More than 80 per cent of the portfolio is invested in the wholly owned subsidiary Distribution and Logistics Ltd (DLI), which runs four large container terminals and provides transportation services across India. The remainder is invested in renewables: one wind farm company, also wholly owned, and two hydropower companies. A fifth investment, in toll roads, was divested in April.
Not surprisingly DLI receives the most attention in the interim report. It has been expanding, with a new customs bonded area near Nagpur in central India and similar areas under development near Bangalore and Delhi. Market share has been increasing but competition is fierce and IIP admits that DLI did not generate an operating profit during the period.
The wind farm company, Indian Energy Ltd (IEL), owns and operates two wind farms in the south of India with a total capacity of 41.3 Megawatts. Load factors have increased to a satisfactory 30 per cent in the last six months thanks to a stronger monsoon and improved grid availability.
IIP bought IEL in 2011 but have made no investment in further capacity since then. This is disappointing. What might have been a reasonable stake at that time is now tiny compared with total Indian wind capacity reaching 30,000 MW and with government plans to double that.
One of the hydropower companies, India Hydropower Development Company (IHDC) is a 50/50 partnership with Dodson-Lindblom International, an Ohio-based engineering company, who are the operator.
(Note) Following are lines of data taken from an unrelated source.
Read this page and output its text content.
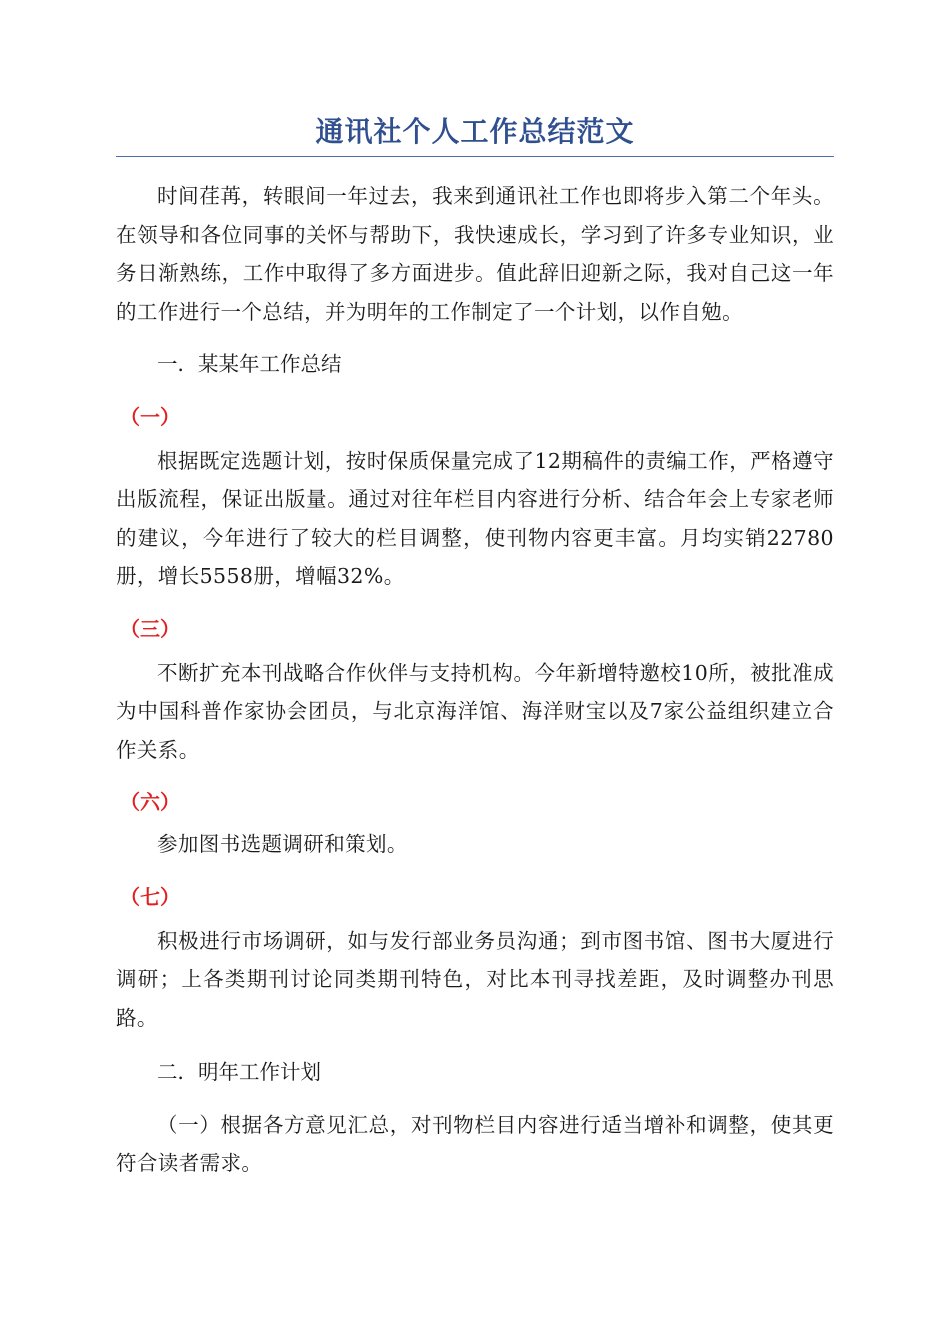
通讯社个人工作总结范文

时间荏苒，转眼间一年过去，我来到通讯社工作也即将步入第二个年头。在领导和各位同事的关怀与帮助下，我快速成长，学习到了许多专业知识，业务日渐熟练，工作中取得了多方面进步。值此辞旧迎新之际，我对自己这一年的工作进行一个总结，并为明年的工作制定了一个计划，以作自勉。

一．某某年工作总结

（一）

根据既定选题计划，按时保质保量完成了12期稿件的责编工作，严格遵守出版流程，保证出版量。通过对往年栏目内容进行分析、结合年会上专家老师的建议，今年进行了较大的栏目调整，使刊物内容更丰富。月均实销22780册，增长5558册，增幅32%。

（三）

不断扩充本刊战略合作伙伴与支持机构。今年新增特邀校10所，被批准成为中国科普作家协会团员，与北京海洋馆、海洋财宝以及7家公益组织建立合作关系。

（六）

参加图书选题调研和策划。

（七）

积极进行市场调研，如与发行部业务员沟通；到市图书馆、图书大厦进行调研；上各类期刊讨论同类期刊特色，对比本刊寻找差距，及时调整办刊思路。

二．明年工作计划

（一）根据各方意见汇总，对刊物栏目内容进行适当增补和调整，使其更符合读者需求。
IHRDC owns and operates six small plants in Maharashtra, Madya Pradesh and Himachal Pradesh with a total capacity of 62 MW.
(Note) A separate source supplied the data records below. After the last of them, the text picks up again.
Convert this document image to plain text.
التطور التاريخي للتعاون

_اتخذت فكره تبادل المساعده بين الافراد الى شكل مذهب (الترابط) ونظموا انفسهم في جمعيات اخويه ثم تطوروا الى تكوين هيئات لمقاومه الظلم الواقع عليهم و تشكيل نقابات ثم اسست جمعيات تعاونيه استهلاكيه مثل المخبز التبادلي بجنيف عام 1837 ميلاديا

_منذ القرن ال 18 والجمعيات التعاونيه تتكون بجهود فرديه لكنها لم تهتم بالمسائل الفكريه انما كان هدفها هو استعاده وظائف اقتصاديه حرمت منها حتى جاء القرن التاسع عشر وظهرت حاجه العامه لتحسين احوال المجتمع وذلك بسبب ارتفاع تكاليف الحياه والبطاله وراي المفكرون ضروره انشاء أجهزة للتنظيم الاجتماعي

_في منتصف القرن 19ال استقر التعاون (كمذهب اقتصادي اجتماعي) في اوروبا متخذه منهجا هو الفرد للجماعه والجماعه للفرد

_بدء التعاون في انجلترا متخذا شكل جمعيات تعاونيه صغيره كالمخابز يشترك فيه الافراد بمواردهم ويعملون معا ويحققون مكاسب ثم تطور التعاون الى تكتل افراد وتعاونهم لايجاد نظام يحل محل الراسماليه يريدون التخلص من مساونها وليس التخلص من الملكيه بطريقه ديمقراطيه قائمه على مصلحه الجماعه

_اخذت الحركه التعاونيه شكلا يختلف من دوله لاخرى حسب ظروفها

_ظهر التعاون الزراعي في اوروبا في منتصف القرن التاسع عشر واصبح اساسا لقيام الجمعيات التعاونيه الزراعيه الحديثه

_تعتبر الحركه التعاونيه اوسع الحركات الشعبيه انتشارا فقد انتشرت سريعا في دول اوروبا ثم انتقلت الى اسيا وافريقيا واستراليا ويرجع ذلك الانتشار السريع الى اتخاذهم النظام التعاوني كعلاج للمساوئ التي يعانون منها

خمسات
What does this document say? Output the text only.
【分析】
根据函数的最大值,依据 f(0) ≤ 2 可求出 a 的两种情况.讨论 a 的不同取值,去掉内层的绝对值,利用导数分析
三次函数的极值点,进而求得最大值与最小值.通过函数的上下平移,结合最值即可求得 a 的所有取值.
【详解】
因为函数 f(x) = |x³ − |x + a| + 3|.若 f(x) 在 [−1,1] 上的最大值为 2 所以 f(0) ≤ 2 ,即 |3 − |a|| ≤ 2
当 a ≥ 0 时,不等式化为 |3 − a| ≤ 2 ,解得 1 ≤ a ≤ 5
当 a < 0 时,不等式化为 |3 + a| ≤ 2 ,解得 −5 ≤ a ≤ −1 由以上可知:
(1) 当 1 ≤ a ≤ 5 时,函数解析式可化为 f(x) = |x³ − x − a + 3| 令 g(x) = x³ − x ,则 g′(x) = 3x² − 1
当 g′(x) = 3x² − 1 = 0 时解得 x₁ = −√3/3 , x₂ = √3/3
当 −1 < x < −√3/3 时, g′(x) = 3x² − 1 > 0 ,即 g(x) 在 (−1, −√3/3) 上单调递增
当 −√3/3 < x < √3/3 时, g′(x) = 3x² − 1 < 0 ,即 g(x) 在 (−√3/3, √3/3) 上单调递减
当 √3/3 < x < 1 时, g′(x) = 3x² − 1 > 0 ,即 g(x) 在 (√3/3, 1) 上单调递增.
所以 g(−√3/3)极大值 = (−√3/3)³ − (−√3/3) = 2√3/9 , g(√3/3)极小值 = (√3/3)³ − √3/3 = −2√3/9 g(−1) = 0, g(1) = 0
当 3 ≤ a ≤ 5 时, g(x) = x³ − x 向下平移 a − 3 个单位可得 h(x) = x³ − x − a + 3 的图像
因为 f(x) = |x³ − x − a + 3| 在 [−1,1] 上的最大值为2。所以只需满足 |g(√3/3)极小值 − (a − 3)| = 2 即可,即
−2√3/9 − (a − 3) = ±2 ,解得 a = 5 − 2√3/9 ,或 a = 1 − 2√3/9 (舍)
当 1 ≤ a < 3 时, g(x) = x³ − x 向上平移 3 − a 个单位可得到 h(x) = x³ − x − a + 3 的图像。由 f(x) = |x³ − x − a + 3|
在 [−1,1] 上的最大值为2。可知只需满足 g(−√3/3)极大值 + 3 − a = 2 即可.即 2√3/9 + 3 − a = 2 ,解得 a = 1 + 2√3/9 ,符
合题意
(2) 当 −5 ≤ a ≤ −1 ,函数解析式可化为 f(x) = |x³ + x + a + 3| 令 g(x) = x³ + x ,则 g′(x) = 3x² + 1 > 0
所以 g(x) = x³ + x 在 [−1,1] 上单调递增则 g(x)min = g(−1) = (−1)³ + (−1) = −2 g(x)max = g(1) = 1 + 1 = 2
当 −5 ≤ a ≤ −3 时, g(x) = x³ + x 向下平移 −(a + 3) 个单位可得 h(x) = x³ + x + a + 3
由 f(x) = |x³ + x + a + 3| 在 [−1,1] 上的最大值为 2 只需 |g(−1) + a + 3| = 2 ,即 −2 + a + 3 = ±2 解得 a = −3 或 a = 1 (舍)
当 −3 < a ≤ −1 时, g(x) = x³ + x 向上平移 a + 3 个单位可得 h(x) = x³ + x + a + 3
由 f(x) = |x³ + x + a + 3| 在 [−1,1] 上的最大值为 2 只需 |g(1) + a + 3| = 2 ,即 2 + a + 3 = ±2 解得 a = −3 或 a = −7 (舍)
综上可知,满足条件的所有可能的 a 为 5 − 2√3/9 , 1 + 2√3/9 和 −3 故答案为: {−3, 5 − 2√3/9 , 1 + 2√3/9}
A further 12 MW will be added at a new site in 2017 and 9 MW more at a later date. Actual production depends on the monsoon and the demand for water from reservoirs. IIP expect that climate change will have some negative effect.
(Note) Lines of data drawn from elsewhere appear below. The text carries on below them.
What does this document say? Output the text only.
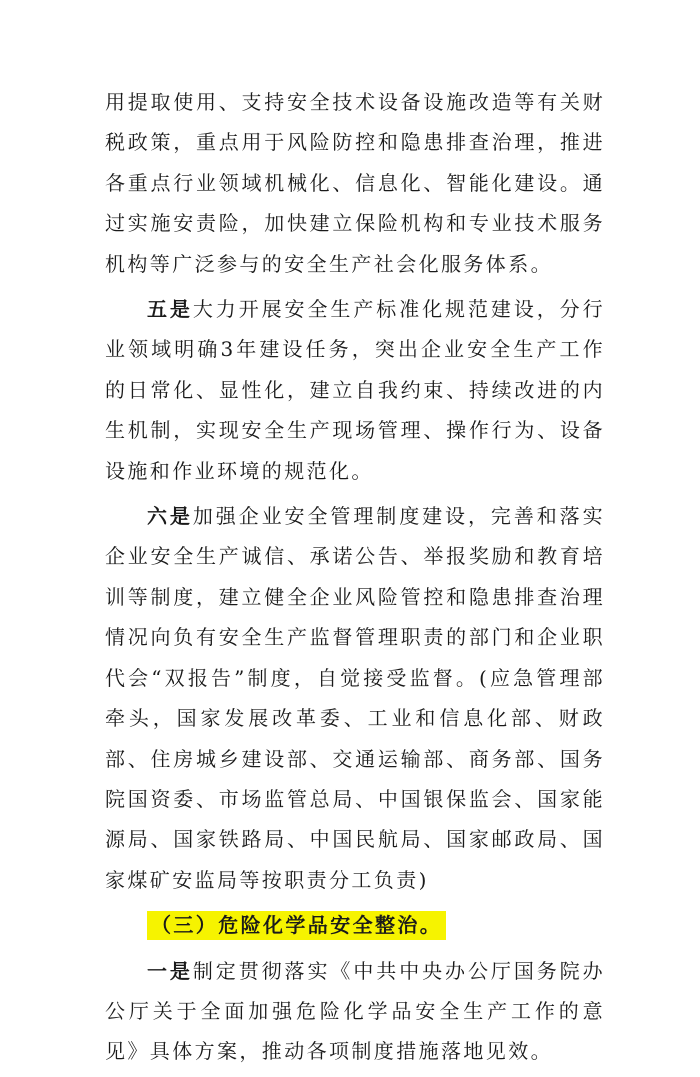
用提取使用、支持安全技术设备设施改造等有关财税政策，重点用于风险防控和隐患排查治理，推进各重点行业领域机械化、信息化、智能化建设。通过实施安责险，加快建立保险机构和专业技术服务机构等广泛参与的安全生产社会化服务体系。

五是大力开展安全生产标准化规范建设，分行业领域明确3年建设任务，突出企业安全生产工作的日常化、显性化，建立自我约束、持续改进的内生机制，实现安全生产现场管理、操作行为、设备设施和作业环境的规范化。

六是加强企业安全管理制度建设，完善和落实企业安全生产诚信、承诺公告、举报奖励和教育培训等制度，建立健全企业风险管控和隐患排查治理情况向负有安全生产监督管理职责的部门和企业职代会“双报告”制度，自觉接受监督。(应急管理部牵头，国家发展改革委、工业和信息化部、财政部、住房城乡建设部、交通运输部、商务部、国务院国资委、市场监管总局、中国银保监会、国家能源局、国家铁路局、中国民航局、国家邮政局、国家煤矿安监局等按职责分工负责)

（三）危险化学品安全整治。

一是制定贯彻落实《中共中央办公厅国务院办公厅关于全面加强危险化学品安全生产工作的意见》具体方案，推动各项制度措施落地见效。
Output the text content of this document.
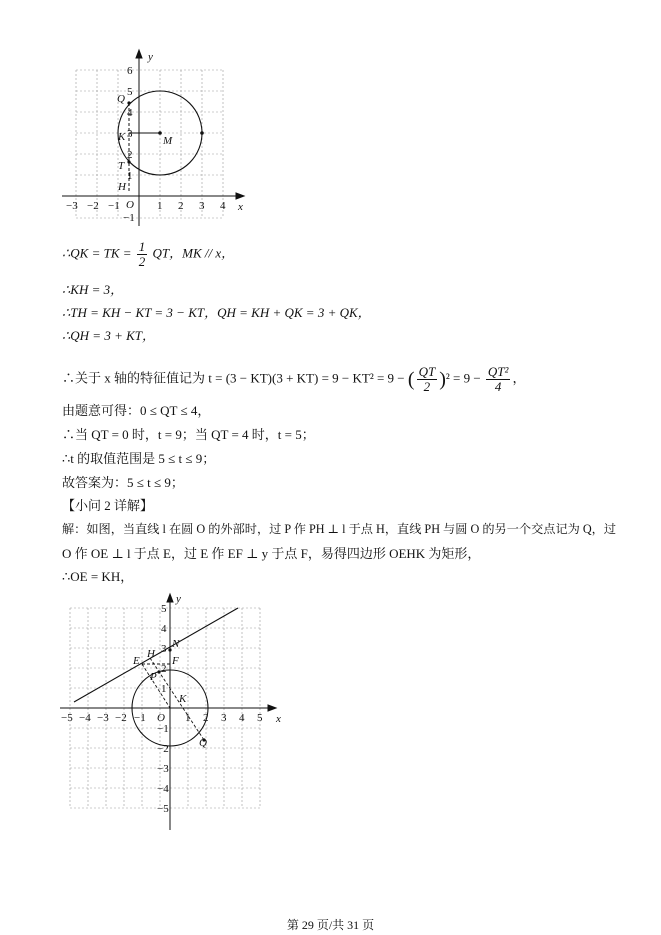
y
x
O
−3 −2 −1	1 2 3 4
6
5
4
3
2
1
−1
Q
K	M
T
H
∴QK = TK = $\frac{1}{2}$ QT，MK // x，
∴KH = 3，
∴TH = KH − KT = 3 − KT，QH = KH + QK = 3 + QK，
∴QH = 3 + KT，
∴关于 x 轴的特征值记为 t = (3 − KT)(3 + KT) = 9 − KT² = 9 − ( $\frac{QT}{2} )^2 = 9 - \frac{\text{QT²}}{4}$ ，
由题意可得：0 ≤ QT ≤ 4，
∴当 QT = 0 时，t = 9；当 QT = 4 时，t = 5；
∴t 的取值范围是 5 ≤ t ≤ 9；
故答案为：5 ≤ t ≤ 9；
【小问 2 详解】
解：如图，当直线 l 在圆 O 的外部时，过 P 作 PH ⊥ l 于点 H，直线 PH 与圆 O 的另一个交点记为 Q，过
O 作 OE ⊥ l 于点 E，过 E 作 EF ⊥ y 于点 F，易得四边形 OEHK 为矩形，
∴OE = KH，
y
x
O
−5 −4 −3 −2 −1	1 2 3 4 5
5
4
3
2
1
−1
−2
−3
−4
−5
N
E
H
F
P
K
Q
第 29 页/共 31 页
The other hydropower investment is a 31 per cent stake in Shree Maheshwar Hydel Power Corporation (SMH). SMH is building a 400 MW plant with ten turbines on the Narmada river in southwest Madya Pradesh. This is a large project (by comparison, total UK hydropower capacity is 1759 MW) but has run into problems with the principal lender. The project is well advanced, with three turbines already installed, but to quote IIP “ it is yet unclear what approach will be taken to revive the project”.
The Net Asset Value per share was calculated as 48p in both September and March 2016, but has been steadily dropping from 109p in March 2010. The share price quoted on AIM has also dropped from a high of around 80p in 2011 to 8.25p today.
NAV is the fair value of the investments calculated using discounted cash flow. A key input is the interest rate, which is the Indian Central Bank rate at the time plus a risk factor that depends on the business. Another key factor is the pound to rupee exchange rate. Both have been favourable over the last year, so the apparent stability disguises other more negative factors.
It turns out that 75 per cent of IIP’s shares are held by GGIC (ex Guggenheim Global Infrastructure Company, a private US infrastructure and energy company) or its affiliates, who have the nearly the same directors and asset management team as IIP. Furthermore IIP have a loan of US$17 million from GGIC due in April 2017 for whose replacement the Board is currently exploring options. The small liquidity may make the stock less attractive to investors.
IIP’s future will be determined by GGIC based mainly on that of DLI, but there is still hope that it will increase its modest investment in hydropower.